If you don't do this, memory leaks are pretty likely. You may also make it impossible to run other Direct3D programs (until you reboot)… not a good idea - especially if you want to keep any fans you might have!

Rendering a Wireframe Isometric View

DEMO1 (see the accompanying source code) draws a scrolling, wireframe isometric display - little more than a bunch of outlined triangles adjacent to one another. This is a good illustration of how isometric tile engines stagger tiles (and of how quads may be broken down into triangles), and is pretty boring… but it's a great start to learning Direct3D. Demo 1, like all of my other demos, is based around a class CEngine. CEngine inherits all of its low-level DirectX initialisation/destruction code from DXEngine.

GameInit, the basic game initialisation, couldn't be simpler for this example. The entire method includes just 2 calls, 1 to initialise DirectDraw/Direct3D and the other to zero my scrolling position counter:

void CEngine :: GameInit() { InitDirectX(); ScrollX = 0; };

GameMain, the function that gets called for each frame, is also pretty simple:

void CEngine :: GameMain() { ScrollX++; if (ScrollX > 64) ScrollX = 0; FillSurface(BBuffer,0,NULL); Demo1Render(ScrollX, 0); Flip(); // check of user is trying to exit if (KEY_DOWN(VK_ESCAPE)) { PostMessage(MainWindow, WM_DESTROY,0,0); } // end if };

The scroller location is incremented and zeroed again if it exceeds the width of a tile. FillSurface is a utility routine I created that simply sets a DirectDraw surface to a solid color; if I didn't take the time to clear the back buffer each frame, things quickly become pretty ugly. Demo1Render is described in detail below - it's the actual Direct3D rendering routine for this example. Finally, the back buffer is flipped, and the program checks to see if the user has pressed ESC to quit.
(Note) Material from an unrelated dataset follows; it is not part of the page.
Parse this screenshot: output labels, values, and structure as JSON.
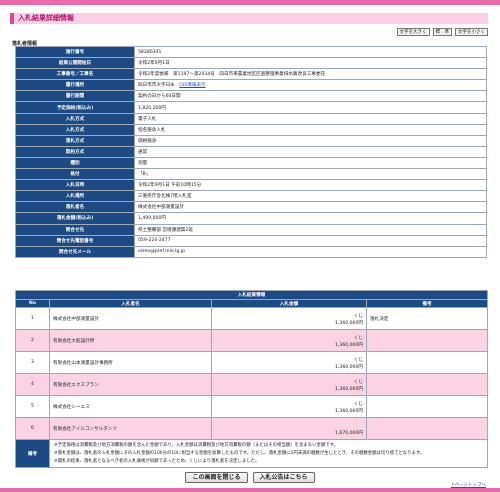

GameDone is really simple… it does nothing in this example! (The underlying class makes sure that Direct3D/DirectDraw are released properly).

The real meat of this example is the rendering code (I bet you thought I'd never get to it!). The example itself is heavily commented, but here is a step-by-step breakdown of how it works:

First of all, I declare some variables. ScreenX and ScreenY are used to store screen coordinates for rendering. WhereX and WhereY are used to store world coordinates. (If you are confused by these terms, check out one of the tile rendering tutorials… basically, world coordinates work in terms of whole tiles on a larger map, screen coordinates work in terms of pixel locations). The most important variable, however, is the following:

D3DTLVERTEX Vertex[4];

The D3DTLVERTEX structure is central to using Direct3D to improve 2D performance. It is part of Direct3D's "flexible vertex format" system. Other predefined vertex formats include D3DVERTEX and D3DLVERTEX. Each defines a different set of data, and tells the Direct3D pipeline what it needs to do.

  • D3DVERTEX data needs to be both transformed and lit.
  • D3DLVERTEX data already has lighting information, but needs to be transformed.
  • D3DTLVERTEX data already has screen coordinates and lighting information included. As such, it's of the most use in an Enhanced 2D context.

The next step is common to most 3D rendering systems. Every frame of 3D graphics has to be preceded by a call to BeginScene():


Next, I inform Direct3D that I have no intention of using its lighting routines. Even though I'm specifying D3DTLVERTEX structures, Direct3D has a habit of wanting to use its own system… so this tells it not to. This doesn't really need to be called every frame, but I kept it in the rendering routine for clarity.


Next, and only in this demo, I inform Direct3D that I'd like to render in wireframe mode. This illustrates the SetRenderState command, one of Direct3D's most powerful concepts. D3D maintains a list of variables that may be changed with this command - including fog settings, filtering, perspective correction, and more. Check the SDK for more information.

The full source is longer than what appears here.